Contra-indicaties voor de introductie van een vaccin PDA

Inenting van de PDA is gecontra-indiceerd bij kinderen die lijden aan intolerantie voor het eiwit van kippeneieren, kanamycine en neomycine. Vaccinatie van CPC wordt niet gedaan voor kinderen die ziek werden ten tijde van de vaccinatie. Herintroductie van het CCP-vaccin is verboden voor die kinderen die het moeilijk hebben gehad met de eerste vaccinatie van de PDA.

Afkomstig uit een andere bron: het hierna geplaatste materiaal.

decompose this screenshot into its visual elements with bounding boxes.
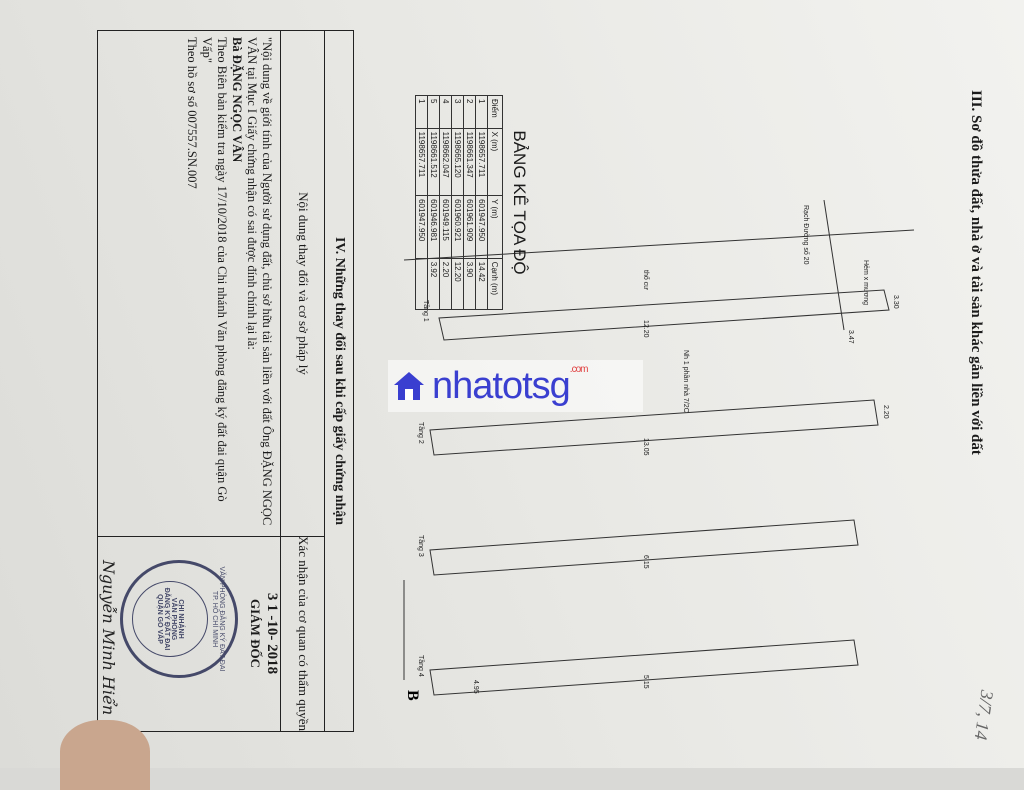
cell: 14.42 [475,258,488,310]
watermark-suffix: .com [569,364,589,375]
cell: 1 [475,95,488,129]
label-floor4: Tầng 4 [417,655,426,677]
floor1-outline [438,289,890,341]
dim: 5.15 [642,675,649,689]
stamp-line: CHI NHÁNH [177,599,185,639]
cell: 1198662.047 [439,128,452,196]
label-alley: Hẻm x mương [862,260,869,305]
label-floor3: Tầng 3 [417,535,426,557]
inspection-ref: Theo Biên bản kiểm tra ngày 17/10/2018 c… [200,37,229,502]
house-icon [394,372,424,400]
land-certificate-page: III. Sơ đồ thửa đất, nhà ở và tài sản kh… [0,0,1024,768]
cell: 1198661.347 [463,128,476,196]
confirmation-date: 3 1 -10- 2018 [264,592,280,675]
watermark: nhatotsg .com [388,360,643,412]
cell: 1198665.120 [451,128,464,196]
cell: 1198661.512 [427,128,440,196]
dim: 4.95 [472,680,479,694]
coordinate-table: BẢNG KÊ TỌA ĐỘ Điểm X (m) Y (m) Cạnh (m)… [415,95,529,310]
cell: 1198657.711 [415,128,428,196]
coordinate-table-title: BẢNG KÊ TỌA ĐỘ [510,130,529,275]
official-stamp: VĂN PHÒNG ĐĂNG KÝ ĐẤT ĐAI TP. HỒ CHÍ MIN… [120,560,238,678]
cell: 2 [463,95,476,129]
stamp-line: QUẬN GÒ VẤP [156,594,164,644]
cell: 2.20 [439,258,452,310]
signer-title: GIÁM ĐỐC [248,599,263,668]
cell: 1 [415,95,428,129]
floor3-outline [429,519,859,576]
label-floor1: Tầng 1 [422,300,431,322]
stamp-outer-text: VĂN PHÒNG ĐĂNG KÝ ĐẤT ĐAI TP. HỒ CHÍ MIN… [211,566,226,672]
cell: 12.20 [451,258,464,310]
dim: 12.20 [642,320,649,338]
north-label: B [404,690,421,701]
signature: Nguyễn Minh Hiển [99,560,118,716]
change-text: "Nội dung về giới tính của Người sử dụng… [245,37,274,526]
cell [415,258,428,310]
dim: 2.20 [882,405,889,419]
cell: 601961.909 [463,195,476,259]
label-neighbor: Nh 1 phần nhà 7/2C [682,350,691,413]
header-x: X (m) [487,128,503,196]
changes-header: Nội dung thay đổi và cơ sở pháp lý [280,31,325,536]
file-number: Theo hồ sơ số 007557.SN.007 [185,37,199,189]
cell: 601947.950 [475,195,488,259]
cell: 601947.950 [415,195,428,259]
stamp-line: VĂN PHÒNG [170,597,178,641]
dim: 13.05 [642,438,649,456]
dim: 3.47 [847,330,854,344]
cell: 5 [427,95,440,129]
cell: 3 [451,95,464,129]
header-edge: Cạnh (m) [487,258,503,310]
floor2-outline [429,399,879,456]
cell: 1198657.711 [475,128,488,196]
plot-diagram: Hẻm x mương Rạch Đường số 20 Nh 1 phần n… [403,200,915,701]
handwritten-note: 3/7, 14 [970,688,998,742]
label-floor2: Tầng 2 [417,422,426,444]
watermark-text: nhatotsg [432,364,571,407]
corrected-name: Bà ĐẶNG NGỌC VÂN [230,37,244,163]
label-landuse: thổ cư [642,270,650,290]
section3-heading: III. Sơ đồ thửa đất, nhà ở và tài sản kh… [968,90,984,455]
road-line [823,200,845,331]
cell: 601949.115 [439,195,452,259]
changes-column: Nội dung thay đổi và cơ sở pháp lý "Nội … [98,31,325,537]
dim: 3.30 [892,295,899,309]
authority-header: Xác nhận của cơ quan có thẩm quyền [280,536,325,731]
label-road: Rạch Đường số 20 [802,205,811,265]
cell: 601946.981 [427,195,440,259]
stamp-line: ĐĂNG KÝ ĐẤT ĐAI [163,587,171,651]
section4-title: IV. Những thay đổi sau khi cấp giấy chứn… [324,31,353,731]
header-point: Điểm [487,95,503,129]
cell: 3.92 [427,258,440,310]
cell: 3.90 [463,258,476,310]
finger [60,720,150,790]
floor4-outline [429,639,859,696]
header-y: Y (m) [487,195,503,259]
cell: 4 [439,95,452,129]
cell: 601960.921 [451,195,464,259]
dim: 6.15 [642,555,649,569]
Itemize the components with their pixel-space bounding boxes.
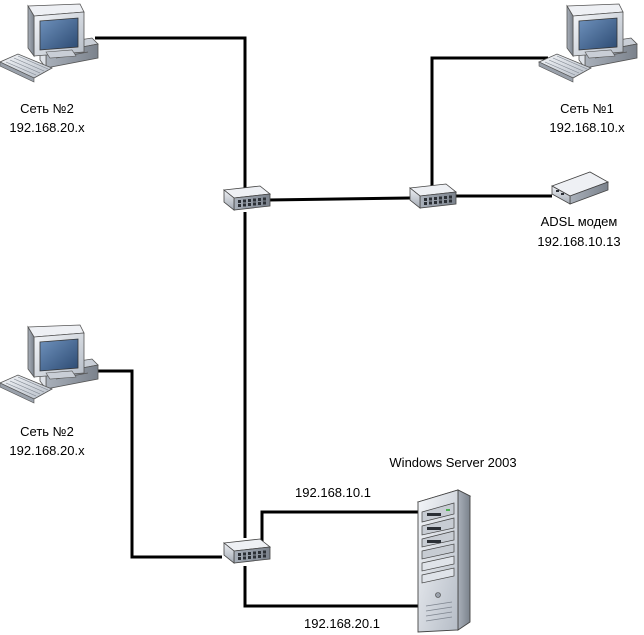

Ook is de introductie van het PDA-vaccin voor kinderen die lijden aan AIDS, HIV en andere ziekten die het immuunsysteem van het lichaam onderdrukken verboden. In sommige gevallen kan het vaccin aan hen worden toegediend, maar onder strikte controle van een specialist. De mogelijkheid van vaccinatie tegen mazelen, rodehond en de bof moet worden geraadpleegd bij ouders van kankerpatiënten. Overleg met een arts is ook verplicht voor kinderen die bloedproducten hebben gekregen in de laatste 11 maanden voorafgaand aan de vaccinatie.